Page MenuHome GnuPG

"Invalid elliptic curve" when specifying wrong algo for gpg --quick-gen-key
Closed, ResolvedPublic

Description

Using gpg (GnuPG) 2.1.15 and libgcrypt 1.7.3:

$ gpg --quick-gen-key user@example.com user@example.com
gpg: Key generation failed: Invalid elliptic curve

"user@example.com" (duplicate email address due to a copy&paste error) is
interpreted as "algo", but the error message sounds more like an internal error
in gnupg's EC algorithm.

Details

Version
2.1.15

Event Timeline

okay, changed to

Unknown elliptic curve
werner added a project: Unreleased.
werner set Version to 2.1.15.

A little bit better, but that would still confuse me, as I did not intentionally
specify an elliptic curve.
What could help here is:

  1. talking about algo/algorithm (that is shown in the man page as parameter for

--quick-gen-key)

  1. saying which algorithm gpg saw.

If the error message had been "Unkown algo 'user@example.com'" I would
immediately know that I provided an email address where an algorithm was expected.

That is a bit complicated and would require new strings.
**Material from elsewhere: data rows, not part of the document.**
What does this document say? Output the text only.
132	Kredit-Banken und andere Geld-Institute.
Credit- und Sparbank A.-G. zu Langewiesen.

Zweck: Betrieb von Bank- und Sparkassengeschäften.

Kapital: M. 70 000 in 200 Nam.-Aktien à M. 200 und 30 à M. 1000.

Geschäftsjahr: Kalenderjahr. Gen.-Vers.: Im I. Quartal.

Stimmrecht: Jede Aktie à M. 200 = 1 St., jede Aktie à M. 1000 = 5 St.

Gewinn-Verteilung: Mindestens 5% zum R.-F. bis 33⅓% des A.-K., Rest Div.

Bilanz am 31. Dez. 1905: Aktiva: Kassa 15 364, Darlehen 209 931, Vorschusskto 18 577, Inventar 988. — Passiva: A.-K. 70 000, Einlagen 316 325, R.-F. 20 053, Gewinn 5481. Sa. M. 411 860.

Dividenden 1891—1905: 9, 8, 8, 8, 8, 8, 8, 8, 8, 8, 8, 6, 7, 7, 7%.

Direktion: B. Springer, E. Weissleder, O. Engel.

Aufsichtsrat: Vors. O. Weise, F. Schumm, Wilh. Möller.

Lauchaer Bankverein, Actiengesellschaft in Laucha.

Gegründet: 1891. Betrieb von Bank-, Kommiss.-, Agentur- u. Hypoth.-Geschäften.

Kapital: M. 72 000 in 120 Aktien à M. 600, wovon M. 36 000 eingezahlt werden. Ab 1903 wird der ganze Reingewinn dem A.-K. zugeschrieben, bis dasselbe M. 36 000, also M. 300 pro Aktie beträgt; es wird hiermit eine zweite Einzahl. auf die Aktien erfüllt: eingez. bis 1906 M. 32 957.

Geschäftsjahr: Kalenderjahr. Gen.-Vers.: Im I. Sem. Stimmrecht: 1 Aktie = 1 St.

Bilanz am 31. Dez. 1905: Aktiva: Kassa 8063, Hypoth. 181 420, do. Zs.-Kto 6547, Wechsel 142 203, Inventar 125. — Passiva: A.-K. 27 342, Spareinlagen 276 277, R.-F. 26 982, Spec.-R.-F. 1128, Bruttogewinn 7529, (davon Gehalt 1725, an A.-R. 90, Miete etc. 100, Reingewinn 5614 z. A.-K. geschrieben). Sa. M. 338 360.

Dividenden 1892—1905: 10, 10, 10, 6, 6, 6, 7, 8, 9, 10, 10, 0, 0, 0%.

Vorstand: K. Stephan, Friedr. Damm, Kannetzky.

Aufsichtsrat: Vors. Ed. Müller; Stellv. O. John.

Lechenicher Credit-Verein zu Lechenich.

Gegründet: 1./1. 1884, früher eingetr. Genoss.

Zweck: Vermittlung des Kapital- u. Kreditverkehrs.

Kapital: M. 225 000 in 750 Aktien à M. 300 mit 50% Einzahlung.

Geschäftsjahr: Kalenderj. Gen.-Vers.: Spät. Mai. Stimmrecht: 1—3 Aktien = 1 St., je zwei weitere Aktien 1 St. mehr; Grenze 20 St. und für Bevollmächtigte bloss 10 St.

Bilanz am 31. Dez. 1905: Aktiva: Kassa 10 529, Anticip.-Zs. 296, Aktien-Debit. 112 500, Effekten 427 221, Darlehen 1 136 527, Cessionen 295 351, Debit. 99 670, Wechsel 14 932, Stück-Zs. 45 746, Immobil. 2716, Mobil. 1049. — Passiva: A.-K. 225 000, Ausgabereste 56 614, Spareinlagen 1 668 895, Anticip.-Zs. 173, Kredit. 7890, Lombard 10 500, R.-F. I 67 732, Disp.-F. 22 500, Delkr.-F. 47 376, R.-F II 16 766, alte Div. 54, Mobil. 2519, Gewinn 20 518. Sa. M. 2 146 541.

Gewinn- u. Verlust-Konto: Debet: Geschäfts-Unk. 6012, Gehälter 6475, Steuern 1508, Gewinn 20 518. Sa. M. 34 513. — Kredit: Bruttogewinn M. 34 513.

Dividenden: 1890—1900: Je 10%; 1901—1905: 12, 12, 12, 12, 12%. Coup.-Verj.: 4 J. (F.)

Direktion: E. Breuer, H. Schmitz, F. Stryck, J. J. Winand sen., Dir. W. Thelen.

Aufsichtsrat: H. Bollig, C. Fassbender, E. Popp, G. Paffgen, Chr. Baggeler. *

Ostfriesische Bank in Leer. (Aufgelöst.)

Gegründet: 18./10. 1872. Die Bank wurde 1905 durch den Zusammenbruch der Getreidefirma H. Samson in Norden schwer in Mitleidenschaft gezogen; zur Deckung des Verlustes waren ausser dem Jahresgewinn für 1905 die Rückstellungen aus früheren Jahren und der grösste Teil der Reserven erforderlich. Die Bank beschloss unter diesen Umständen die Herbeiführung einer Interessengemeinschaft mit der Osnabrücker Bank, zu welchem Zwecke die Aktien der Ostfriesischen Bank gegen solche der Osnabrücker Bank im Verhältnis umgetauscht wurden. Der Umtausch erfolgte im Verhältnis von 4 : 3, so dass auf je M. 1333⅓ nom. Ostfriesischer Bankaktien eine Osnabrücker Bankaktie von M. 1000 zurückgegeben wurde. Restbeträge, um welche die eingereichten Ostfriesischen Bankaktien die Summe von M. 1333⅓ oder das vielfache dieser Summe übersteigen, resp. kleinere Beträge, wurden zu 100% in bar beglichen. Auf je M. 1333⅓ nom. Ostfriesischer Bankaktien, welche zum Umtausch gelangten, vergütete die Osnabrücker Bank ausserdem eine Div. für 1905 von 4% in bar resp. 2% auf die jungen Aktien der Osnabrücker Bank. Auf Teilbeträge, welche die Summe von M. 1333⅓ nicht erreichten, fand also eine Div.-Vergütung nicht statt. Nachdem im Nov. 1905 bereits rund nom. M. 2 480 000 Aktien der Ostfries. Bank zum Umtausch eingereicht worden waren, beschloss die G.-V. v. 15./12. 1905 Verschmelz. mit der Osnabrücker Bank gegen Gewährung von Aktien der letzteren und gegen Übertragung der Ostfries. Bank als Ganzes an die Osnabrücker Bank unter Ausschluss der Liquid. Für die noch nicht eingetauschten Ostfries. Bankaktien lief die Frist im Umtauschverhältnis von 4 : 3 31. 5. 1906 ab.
I do not think that is
justified.

The string "Unknown algorithm" already exists. Because it is less specific, it
does not indicate that there is a problem regarding support for elliptic curves
here.

The --quick-gen-key command with the additional option is for use by scripts and
they should be able to read the manual.

If you look at the code you should see why it is a lot of work for a bit more
specific error message - we already have way to many messages. I could easily
find dozens of other places where we - in theory - could primt more specific
error messages. That would turn into a neverending story.

To be clear: I want the

  • less specific and
  • already existing

error message "Unknown algorithm" (instead of "Unknown elliptic curve", which is
not correct in too many situations)

The algorithm parser works by checking the known "classic" algorithm and then
assumes that anything else is an ellptic curve. You see that all over the place
where you can enter an algorithm name. Thus there is no way to change this.

OK, I don't care enough to warrant more discussion/work on this.
"Unknown elliptic curve" is already better than "Invalid elliptic curve".